I haven't posted these last few days because I've been too busy working the Comments to my A Funny Thing post. The first comment took me totally by surprise, coming out of left field to accuse me of "stealing music" and thus setting a bad example for my son. Much back and forth merriment ensued, with an old friend stepping up to the plate in my defense.
An unrelated comment (unrelated to the Comment discussion, but related to the original post) led to my opining on filmmaker Wim Wenders' Until the End of the World, a flawed but intriguing film that somehow generated one of the greatest soundtrack albums in the history of film. If you haven't heard this soundtrack, I urge you to sniff out a copy. Take a look at these Amazon reviews if you don't believe me.
Go ahead, check 'em out. I'll wait until you get back.

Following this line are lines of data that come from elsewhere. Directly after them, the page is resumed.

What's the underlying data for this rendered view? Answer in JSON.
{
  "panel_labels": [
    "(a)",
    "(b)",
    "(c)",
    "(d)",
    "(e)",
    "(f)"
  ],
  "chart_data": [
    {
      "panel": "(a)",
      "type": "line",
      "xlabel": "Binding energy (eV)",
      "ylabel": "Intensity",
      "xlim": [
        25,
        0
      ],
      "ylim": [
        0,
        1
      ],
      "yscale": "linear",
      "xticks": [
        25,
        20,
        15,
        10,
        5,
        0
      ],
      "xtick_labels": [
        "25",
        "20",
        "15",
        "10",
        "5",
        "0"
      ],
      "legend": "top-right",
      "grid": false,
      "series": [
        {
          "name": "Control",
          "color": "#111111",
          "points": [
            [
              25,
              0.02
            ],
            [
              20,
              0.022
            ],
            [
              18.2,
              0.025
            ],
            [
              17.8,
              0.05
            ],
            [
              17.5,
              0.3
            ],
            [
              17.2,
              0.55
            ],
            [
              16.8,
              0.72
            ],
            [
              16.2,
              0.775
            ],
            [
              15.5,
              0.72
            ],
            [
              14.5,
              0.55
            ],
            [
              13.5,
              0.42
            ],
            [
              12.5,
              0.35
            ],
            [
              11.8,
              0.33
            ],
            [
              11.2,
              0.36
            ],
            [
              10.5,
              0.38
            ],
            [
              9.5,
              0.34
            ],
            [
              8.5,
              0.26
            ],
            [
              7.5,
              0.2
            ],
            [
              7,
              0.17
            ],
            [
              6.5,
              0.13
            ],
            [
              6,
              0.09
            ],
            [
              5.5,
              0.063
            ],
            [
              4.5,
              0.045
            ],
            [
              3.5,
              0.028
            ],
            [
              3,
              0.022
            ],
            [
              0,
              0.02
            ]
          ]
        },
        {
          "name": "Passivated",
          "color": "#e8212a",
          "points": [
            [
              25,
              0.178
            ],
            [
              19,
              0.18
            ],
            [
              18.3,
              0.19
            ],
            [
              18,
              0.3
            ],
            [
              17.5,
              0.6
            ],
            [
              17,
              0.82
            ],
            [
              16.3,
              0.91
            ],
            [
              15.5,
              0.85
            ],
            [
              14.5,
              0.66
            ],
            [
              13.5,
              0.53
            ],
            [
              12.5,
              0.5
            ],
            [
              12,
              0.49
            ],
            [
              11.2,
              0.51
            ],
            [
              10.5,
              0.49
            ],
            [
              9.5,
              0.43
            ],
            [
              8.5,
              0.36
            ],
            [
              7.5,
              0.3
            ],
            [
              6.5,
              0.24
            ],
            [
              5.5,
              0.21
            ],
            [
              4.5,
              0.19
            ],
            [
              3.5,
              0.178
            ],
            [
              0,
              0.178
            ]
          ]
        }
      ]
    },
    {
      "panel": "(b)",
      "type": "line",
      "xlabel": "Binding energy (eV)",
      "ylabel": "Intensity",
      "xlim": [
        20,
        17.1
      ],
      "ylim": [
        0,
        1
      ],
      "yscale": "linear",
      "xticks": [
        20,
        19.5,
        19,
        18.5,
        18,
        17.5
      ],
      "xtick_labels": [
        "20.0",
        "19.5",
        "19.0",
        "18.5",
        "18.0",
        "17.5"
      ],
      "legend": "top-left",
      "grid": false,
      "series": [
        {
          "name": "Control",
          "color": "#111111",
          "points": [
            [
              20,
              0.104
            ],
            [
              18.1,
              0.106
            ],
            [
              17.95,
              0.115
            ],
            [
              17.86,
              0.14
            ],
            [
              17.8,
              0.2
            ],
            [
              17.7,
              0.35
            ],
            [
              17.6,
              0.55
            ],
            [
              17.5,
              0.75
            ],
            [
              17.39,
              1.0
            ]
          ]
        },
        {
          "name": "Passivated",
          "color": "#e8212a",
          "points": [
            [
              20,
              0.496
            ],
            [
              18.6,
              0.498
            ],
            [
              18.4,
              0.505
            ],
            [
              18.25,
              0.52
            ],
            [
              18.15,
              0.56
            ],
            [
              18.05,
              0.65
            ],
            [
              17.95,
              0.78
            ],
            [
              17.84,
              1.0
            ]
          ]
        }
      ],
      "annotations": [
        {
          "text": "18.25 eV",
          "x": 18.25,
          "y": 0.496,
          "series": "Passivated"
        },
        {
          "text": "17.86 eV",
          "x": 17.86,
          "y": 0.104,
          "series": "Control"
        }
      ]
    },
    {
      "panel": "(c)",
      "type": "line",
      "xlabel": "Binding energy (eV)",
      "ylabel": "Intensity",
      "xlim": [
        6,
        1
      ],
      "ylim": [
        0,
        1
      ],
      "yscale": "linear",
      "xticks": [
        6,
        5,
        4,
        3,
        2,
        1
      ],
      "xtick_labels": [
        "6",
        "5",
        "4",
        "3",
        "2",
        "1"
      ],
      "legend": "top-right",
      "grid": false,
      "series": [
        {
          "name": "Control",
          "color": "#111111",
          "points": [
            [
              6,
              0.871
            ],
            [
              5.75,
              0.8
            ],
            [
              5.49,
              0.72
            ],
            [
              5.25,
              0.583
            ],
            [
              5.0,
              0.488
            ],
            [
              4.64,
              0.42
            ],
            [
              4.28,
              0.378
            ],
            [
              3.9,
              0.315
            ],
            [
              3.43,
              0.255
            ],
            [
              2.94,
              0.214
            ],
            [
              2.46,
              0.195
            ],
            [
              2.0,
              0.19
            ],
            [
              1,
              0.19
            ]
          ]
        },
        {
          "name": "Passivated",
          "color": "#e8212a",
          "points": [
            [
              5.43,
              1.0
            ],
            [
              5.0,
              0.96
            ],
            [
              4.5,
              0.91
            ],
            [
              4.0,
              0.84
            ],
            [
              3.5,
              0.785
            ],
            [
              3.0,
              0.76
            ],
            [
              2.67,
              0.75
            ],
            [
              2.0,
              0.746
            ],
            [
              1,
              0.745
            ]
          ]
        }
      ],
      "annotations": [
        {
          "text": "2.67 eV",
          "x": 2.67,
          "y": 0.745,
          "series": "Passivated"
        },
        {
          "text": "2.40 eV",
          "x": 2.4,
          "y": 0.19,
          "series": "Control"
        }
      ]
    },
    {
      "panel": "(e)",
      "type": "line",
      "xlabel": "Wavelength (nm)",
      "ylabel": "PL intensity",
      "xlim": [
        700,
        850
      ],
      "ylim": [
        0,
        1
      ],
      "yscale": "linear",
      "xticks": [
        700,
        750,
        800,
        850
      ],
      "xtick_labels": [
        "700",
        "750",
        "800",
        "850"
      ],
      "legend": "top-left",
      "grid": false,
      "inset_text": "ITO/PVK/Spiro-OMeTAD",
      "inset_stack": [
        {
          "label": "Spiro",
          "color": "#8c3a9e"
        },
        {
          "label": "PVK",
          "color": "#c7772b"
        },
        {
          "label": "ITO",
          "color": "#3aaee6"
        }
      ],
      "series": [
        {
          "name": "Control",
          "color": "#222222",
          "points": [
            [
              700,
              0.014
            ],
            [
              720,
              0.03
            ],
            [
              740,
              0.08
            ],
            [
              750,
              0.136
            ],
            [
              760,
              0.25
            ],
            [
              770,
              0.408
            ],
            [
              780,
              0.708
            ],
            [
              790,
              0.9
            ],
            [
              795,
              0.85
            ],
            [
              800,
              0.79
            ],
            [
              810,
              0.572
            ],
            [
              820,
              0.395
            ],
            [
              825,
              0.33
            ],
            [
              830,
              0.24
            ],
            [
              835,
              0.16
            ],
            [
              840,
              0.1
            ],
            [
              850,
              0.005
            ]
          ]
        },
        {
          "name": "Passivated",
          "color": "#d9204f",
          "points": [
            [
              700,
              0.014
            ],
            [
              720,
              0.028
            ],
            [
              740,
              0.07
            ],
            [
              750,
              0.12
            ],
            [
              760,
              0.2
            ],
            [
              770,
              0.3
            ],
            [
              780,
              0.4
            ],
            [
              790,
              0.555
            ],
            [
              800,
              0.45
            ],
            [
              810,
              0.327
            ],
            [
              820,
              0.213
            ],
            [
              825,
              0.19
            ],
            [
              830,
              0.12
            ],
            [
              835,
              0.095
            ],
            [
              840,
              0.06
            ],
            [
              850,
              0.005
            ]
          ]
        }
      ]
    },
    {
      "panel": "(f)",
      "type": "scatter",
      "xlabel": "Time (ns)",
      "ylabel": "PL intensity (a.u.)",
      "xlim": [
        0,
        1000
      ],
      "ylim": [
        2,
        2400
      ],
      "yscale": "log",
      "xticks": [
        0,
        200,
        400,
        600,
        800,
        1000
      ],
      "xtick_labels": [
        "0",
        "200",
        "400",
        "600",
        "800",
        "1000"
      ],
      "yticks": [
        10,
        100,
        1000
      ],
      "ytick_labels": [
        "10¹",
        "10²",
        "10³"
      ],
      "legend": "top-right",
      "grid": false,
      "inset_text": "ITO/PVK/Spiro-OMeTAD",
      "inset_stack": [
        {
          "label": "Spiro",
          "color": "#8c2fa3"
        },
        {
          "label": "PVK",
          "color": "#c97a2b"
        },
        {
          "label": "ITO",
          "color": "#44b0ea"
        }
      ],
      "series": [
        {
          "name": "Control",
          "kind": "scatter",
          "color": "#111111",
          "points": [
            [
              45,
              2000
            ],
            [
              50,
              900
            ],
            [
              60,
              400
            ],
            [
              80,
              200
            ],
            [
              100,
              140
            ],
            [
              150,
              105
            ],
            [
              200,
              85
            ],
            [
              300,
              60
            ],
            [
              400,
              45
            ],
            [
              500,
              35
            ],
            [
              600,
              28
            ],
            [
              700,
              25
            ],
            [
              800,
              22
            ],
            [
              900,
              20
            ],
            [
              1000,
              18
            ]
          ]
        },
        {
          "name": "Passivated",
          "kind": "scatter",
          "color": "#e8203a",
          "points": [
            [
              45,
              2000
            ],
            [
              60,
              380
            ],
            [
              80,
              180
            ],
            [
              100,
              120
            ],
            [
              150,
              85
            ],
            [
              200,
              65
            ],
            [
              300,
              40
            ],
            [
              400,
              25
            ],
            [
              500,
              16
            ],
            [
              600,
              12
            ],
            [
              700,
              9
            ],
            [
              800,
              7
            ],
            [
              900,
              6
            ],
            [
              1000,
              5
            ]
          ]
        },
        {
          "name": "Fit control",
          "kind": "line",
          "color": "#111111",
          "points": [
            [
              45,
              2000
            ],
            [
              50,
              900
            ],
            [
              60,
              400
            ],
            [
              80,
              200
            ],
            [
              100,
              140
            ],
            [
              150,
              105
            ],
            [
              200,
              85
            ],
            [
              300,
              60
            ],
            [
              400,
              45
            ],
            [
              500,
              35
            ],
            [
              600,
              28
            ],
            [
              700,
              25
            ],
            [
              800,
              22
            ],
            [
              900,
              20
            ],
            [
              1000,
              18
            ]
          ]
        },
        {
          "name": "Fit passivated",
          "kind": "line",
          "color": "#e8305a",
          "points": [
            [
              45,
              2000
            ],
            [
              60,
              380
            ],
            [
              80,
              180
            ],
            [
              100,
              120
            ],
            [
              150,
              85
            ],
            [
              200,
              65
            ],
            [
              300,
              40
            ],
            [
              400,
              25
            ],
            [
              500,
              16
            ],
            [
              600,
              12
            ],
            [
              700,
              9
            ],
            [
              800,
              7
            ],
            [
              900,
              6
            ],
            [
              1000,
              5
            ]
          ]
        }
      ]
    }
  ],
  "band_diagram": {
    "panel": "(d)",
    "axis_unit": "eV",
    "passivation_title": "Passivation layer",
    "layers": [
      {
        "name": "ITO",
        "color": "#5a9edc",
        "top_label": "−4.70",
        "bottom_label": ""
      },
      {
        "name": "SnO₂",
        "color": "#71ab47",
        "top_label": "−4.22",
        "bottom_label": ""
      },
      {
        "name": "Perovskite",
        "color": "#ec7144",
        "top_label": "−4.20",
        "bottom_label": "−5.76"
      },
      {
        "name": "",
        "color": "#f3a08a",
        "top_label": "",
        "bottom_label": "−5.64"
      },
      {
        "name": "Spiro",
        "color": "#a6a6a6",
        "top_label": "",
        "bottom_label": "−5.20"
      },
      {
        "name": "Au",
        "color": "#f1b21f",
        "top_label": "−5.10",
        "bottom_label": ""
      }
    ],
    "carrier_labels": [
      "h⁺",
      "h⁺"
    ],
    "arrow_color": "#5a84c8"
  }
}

Wow, that's a very moving set of Amazon reviews, isn't it? They really reveal the deep, deep reservoir of love and loyalty to this album. Count me among its devotees.
This haunting collection has been in heavy rotation in my life on and off since it came out. Until the End of the World doesn't quite come together as a film, in my opinion (apparently it was heavily butchered by the studio before release, and a redeeming five-hour cut may one day be released), but Wenders' tremendous gift for illuminating love and human connections in the midst of isolation and despair permeates this extraordinary album. The consistency of tone is extremely Wenders-like, despite the amazing diversity of artists contained within.
The Amazon reviews do a fine job covering specific tracks by the likes of U2, Talking Heads, Jane Siberry, Daniel Lanois, R.E.M., Elvis Costello, Lou Reed, and many others; suffice it to say that all these talented artists seem to have been magically inspired to produce at a special meta-level for this soundtrack. Wenders asked the artists (in 1991) to produce the music they thought they would be making in 1999, the year in which the film is set. The result has the feeling of a dispatch both from and for the future.
Wenders cemented his genius as a filmmaker with Wings of Desire, but it is with the Until the End of the World soundtrack that his vision finds its perfect aural complement.